Plenty of art at this price won’t appreciate, but it obviously depends what you buy. As I wrote in the last newsletter, for example, editioned prints by blue-chip artists like David Hockney, where prices start at a few thousand dollars, have a very good chance of appreciating if you are prepared to hang onto them for long enough.
Although original art by emerging artists is also popular, it seems that lots of people are buying prints and other works in editions by well-known contemporary artists at this price point. According to Artprice’s report, the sale of art for under $5,000 at auction “has been largely supported by the multiples produced by emblematic figures of Contemporary art like as Takashi Murakami, Damien Hirst and Jeff Koons, as well as by world-renowned street artists like Keith Haring, Banksy, Mr. Brainwash, KAWS, Shepard Fairey and Invader.”

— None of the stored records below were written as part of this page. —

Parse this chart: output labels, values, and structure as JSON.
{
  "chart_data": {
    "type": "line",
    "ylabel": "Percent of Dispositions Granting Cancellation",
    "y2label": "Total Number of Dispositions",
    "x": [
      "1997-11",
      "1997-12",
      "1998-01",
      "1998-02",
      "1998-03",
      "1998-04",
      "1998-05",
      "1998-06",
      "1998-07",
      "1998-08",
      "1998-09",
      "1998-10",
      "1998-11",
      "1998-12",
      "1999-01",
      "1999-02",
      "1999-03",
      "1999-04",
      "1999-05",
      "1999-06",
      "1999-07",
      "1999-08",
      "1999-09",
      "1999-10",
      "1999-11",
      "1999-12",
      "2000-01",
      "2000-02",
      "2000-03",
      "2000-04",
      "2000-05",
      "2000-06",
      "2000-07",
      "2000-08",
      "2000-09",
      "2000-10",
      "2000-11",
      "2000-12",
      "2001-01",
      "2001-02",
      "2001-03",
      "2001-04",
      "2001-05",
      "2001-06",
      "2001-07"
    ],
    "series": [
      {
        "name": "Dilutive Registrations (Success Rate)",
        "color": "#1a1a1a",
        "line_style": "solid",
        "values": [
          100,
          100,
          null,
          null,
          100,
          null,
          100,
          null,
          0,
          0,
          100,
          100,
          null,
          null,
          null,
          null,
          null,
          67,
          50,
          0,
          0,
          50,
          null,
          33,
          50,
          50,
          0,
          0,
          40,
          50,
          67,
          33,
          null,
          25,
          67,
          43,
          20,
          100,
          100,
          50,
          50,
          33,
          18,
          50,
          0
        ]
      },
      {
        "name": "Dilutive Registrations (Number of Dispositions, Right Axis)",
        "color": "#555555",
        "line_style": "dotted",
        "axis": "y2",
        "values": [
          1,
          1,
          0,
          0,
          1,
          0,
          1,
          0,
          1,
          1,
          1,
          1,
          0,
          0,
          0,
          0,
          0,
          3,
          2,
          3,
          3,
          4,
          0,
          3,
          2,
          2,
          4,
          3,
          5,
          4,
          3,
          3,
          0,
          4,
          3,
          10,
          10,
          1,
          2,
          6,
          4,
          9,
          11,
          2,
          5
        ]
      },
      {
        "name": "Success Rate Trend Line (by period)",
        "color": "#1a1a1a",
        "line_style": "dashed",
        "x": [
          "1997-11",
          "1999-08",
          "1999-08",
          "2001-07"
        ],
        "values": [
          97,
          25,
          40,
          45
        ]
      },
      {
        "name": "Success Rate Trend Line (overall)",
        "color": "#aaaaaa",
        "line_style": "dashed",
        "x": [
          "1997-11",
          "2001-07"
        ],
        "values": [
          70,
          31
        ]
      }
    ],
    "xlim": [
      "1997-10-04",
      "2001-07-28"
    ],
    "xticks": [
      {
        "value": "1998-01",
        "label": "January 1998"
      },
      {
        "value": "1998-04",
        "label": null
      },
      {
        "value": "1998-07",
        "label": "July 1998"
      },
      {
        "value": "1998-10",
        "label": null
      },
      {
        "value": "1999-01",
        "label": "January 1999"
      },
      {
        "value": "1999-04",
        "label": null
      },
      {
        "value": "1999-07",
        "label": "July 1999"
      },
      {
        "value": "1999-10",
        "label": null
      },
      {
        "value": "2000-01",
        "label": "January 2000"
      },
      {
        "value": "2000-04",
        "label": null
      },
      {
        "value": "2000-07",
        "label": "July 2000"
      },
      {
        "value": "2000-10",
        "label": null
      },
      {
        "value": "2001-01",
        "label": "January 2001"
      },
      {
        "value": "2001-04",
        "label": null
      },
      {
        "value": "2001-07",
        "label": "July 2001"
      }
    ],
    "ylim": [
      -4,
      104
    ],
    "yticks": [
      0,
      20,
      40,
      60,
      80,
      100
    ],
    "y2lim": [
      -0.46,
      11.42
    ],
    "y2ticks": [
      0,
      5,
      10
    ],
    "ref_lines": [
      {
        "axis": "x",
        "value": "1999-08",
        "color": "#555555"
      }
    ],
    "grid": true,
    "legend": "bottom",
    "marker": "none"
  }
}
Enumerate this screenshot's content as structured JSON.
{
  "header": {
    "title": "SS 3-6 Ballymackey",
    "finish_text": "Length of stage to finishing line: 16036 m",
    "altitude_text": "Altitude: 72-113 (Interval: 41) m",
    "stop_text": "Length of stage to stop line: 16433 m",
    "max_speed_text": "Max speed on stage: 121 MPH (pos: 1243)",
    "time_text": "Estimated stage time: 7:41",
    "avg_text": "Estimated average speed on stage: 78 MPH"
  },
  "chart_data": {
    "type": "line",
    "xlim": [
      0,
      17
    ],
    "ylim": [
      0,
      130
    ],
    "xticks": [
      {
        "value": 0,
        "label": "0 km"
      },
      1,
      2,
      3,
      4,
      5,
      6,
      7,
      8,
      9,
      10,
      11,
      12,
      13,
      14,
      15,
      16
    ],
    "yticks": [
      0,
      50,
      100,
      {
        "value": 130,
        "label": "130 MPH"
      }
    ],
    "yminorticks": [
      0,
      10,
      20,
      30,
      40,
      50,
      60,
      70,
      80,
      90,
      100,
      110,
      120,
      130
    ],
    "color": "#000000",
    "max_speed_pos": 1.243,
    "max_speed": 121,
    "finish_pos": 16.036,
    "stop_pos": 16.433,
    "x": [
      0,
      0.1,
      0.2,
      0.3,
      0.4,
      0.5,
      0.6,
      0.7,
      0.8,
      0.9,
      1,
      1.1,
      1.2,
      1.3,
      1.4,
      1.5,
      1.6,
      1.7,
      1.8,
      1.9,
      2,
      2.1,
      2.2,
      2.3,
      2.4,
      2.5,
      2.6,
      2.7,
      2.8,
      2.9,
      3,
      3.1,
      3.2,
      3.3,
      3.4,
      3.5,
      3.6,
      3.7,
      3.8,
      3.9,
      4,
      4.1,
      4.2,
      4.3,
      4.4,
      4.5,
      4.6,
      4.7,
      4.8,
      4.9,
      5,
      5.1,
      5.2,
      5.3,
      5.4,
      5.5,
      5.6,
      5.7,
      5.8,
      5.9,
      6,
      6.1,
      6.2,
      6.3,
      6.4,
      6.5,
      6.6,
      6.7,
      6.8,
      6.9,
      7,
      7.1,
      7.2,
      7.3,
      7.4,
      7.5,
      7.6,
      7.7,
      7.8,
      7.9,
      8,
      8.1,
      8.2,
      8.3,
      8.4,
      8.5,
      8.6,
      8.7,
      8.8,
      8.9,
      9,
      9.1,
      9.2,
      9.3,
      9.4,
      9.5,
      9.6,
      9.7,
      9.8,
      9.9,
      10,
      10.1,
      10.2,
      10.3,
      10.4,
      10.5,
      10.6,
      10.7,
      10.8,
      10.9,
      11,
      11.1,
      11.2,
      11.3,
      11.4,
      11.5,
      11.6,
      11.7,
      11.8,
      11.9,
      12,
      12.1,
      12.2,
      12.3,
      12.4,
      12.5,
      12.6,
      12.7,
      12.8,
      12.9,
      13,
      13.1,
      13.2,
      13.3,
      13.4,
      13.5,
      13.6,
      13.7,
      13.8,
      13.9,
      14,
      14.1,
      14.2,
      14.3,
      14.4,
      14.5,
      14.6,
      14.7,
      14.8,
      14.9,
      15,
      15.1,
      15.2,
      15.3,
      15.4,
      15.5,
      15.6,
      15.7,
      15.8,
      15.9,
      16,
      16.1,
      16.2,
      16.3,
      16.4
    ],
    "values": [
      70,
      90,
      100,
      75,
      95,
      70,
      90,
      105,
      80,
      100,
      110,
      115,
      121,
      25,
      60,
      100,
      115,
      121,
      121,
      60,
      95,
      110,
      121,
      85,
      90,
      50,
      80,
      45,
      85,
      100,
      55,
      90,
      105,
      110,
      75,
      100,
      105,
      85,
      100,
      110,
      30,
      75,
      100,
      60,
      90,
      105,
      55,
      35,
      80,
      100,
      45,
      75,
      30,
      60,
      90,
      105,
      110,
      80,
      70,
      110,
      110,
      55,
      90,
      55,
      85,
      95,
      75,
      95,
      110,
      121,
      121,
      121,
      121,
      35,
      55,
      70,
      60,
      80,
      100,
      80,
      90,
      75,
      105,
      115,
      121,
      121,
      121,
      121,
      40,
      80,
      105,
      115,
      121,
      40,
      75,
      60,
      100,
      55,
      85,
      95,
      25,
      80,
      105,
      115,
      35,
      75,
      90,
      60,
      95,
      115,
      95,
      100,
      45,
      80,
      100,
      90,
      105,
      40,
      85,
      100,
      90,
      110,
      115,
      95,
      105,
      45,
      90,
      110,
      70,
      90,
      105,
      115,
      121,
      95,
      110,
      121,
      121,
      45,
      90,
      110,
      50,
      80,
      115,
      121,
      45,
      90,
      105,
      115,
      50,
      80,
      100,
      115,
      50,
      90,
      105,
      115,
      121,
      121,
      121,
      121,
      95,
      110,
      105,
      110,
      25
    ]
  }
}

Source: Artprice’s 2024 Contemporary Art Market Report
Could it be that people are buying more affordable art for many different reasons – because they love it, because they value it, and because it just might make them money? An increased volume of art sales at an accessible price, supported by a wider range of buyers, seems like a very good thing for the art market and for art collectors. Let’s hope it continues.
I’ll leave you with some other news highlights below. Until next time, thanks for reading!
News in brief
The 1997 painting Miss January by Marlene Dumas set a price record for a living woman artist at auction this week when it sold for $13.6 million, including fees, at Christie’s in New York. That’s still a fraction of the auction record for a living male artist, set by Jeff Koons’s Rabbit, which sold for $91 million in 2019. I wrote more about the price discrepancy between men and women artists in the auction market here.
Although original artworks are so far exempt from the tariffs levied by the Trump administration this year (but not furniture, design objects, antiques and antiquities), moving art across international borders is already becoming more of a headache. Art Basel hosted an online discussion about the potential deglobalization of the art market in April, and an edited version of that conversation is here.
The second Zero Art Fair is taking place this July at The FLAG Art Foundation in New York City. The fair, which I wrote about last year, allows collectors to take home exhibited artworks for free, as long as they sign ‘store-to-own’ contracts with the artist.